Leukodystrophies are genetic disorders primarily affecting the white matter of the central nervous system (ie. the brain or spinal cord). The majority of leukodystrophies are degenerative, causing symptoms such as impaired mobility, vision, speech and hearing, incontinence, inability to swallow and loss of cognitive skills. In some cases, they may cause death.
The word “leukodystrophy” is an old word that was coined to describe a genetic disease of the white matter of the brain. The term comes from the Greek language – leuko “white”), dys “abnormal”, and trophy “thrive or grow”. Put together, this describes a deteriorative process of the white matter in the brain.
Before the gene abnormalities that cause leukodystrophies were identified, the term “leukodystrophy” referred to a genetic disease of the white matter of the brain usually following a deteriorating or degenerative course. As myelin is one of the major components of white matter and as abnormalities in myelin are striking in leukodystrophies, for many years it was thought that leukodystrophies were primarily diseases of myelin or myelination.
In the past two decades there has been a revolution in the understanding of the causes of white matter diseases with the identification of the gene abnormalities that cause the diseases to develop. This has led to increased understanding of the many different ways in which the white matter of the brain may be affected and a recognition that these were not exclusively diseases of myelin. It was also recognised that not all leukodystrophies followed a degenerative course.
Leukodystrophies may also be referred to as Inherited (or genetic) White Matter Disorders (IWMDs) meaning that the affected person has been born with a genetic abnormality that causes the disease. This may happen because a genetic abnormality occurs for the first time in the affected person at conception, or may have been inherited from one or both parents who “carry” the genetic abnormality.
The current definition of leukodystrophy is a genetic disorder primarily affecting central nervous system (brain or spinal cord) white matter.
Many different processes can affect the white matter e.g. trauma, infection, drug abuse, vascular disease. These conditions are not leukodystrophies. Similarly, acquired demyelination such as that which occurs in Multiple Sclerosis and similar conditions is not regarded as a leukodystrophy. Another word that is often used in medical literature when discussing white matter diseases is “leukoencephalopathy”. This simply means abnormal white matter in the brain and does not imply a genetic cause.

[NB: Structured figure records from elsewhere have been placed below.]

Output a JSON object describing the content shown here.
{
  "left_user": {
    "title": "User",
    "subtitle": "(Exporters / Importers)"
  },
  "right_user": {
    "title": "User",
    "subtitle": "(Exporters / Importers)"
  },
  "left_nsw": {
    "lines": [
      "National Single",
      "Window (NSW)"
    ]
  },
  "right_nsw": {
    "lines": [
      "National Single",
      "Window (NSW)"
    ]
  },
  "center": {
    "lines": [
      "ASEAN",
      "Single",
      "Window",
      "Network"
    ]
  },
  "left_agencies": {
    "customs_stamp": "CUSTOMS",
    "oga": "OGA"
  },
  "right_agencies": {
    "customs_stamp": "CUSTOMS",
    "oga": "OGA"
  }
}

Sometimes the same disease is referred to as a leukodystrophy and a leukoencephalopathy e.g. adult onset autosomal dominant leukodystrophy (ADLD) can also be referred to as autosomal dominant late-onset leukoencephalopathy. Due to this terminology, there is often confusion surrounding what is and is not a leukodystrophy. As such there is no universally-agreed definition within the medical profession.
For the purposes of clarifying the conditions supported by Alex TLC, our definition of leukodystrophy is based on those conditions classified as inherited or genetic. This remit is based on guidance from UK specialists in paediatric and adult Inherited White Matter Disorders alongside three clinical papers:
Update on Leukodystrophies: A Historical Perspective and Adapted Definition. Neuropediatrics. 2016 Dec;47(6):349-354. Epub 2016 Aug 26.
Case Definition and Classification of Leukodystrophies and Leukoencephalopathies.
A practical approach to diagnosing adult onset leukodystrophies
There are over 90 identified inherited or genetic leukodystrophies, with some so rare they are yet to be named. The majority of these conditions cause progressive neurodegeneration and are largely untreatable. Individual conditions and their symptoms are described here.
Alex TLC focuses on the similarities between these conditions, bringing together all affected within a community of Tender Loving Care. Some of the less rare leukodystrophies already have established and reputable support groups and, where applicable, we have signposted to these organisations and endeavour to work in partnership with them.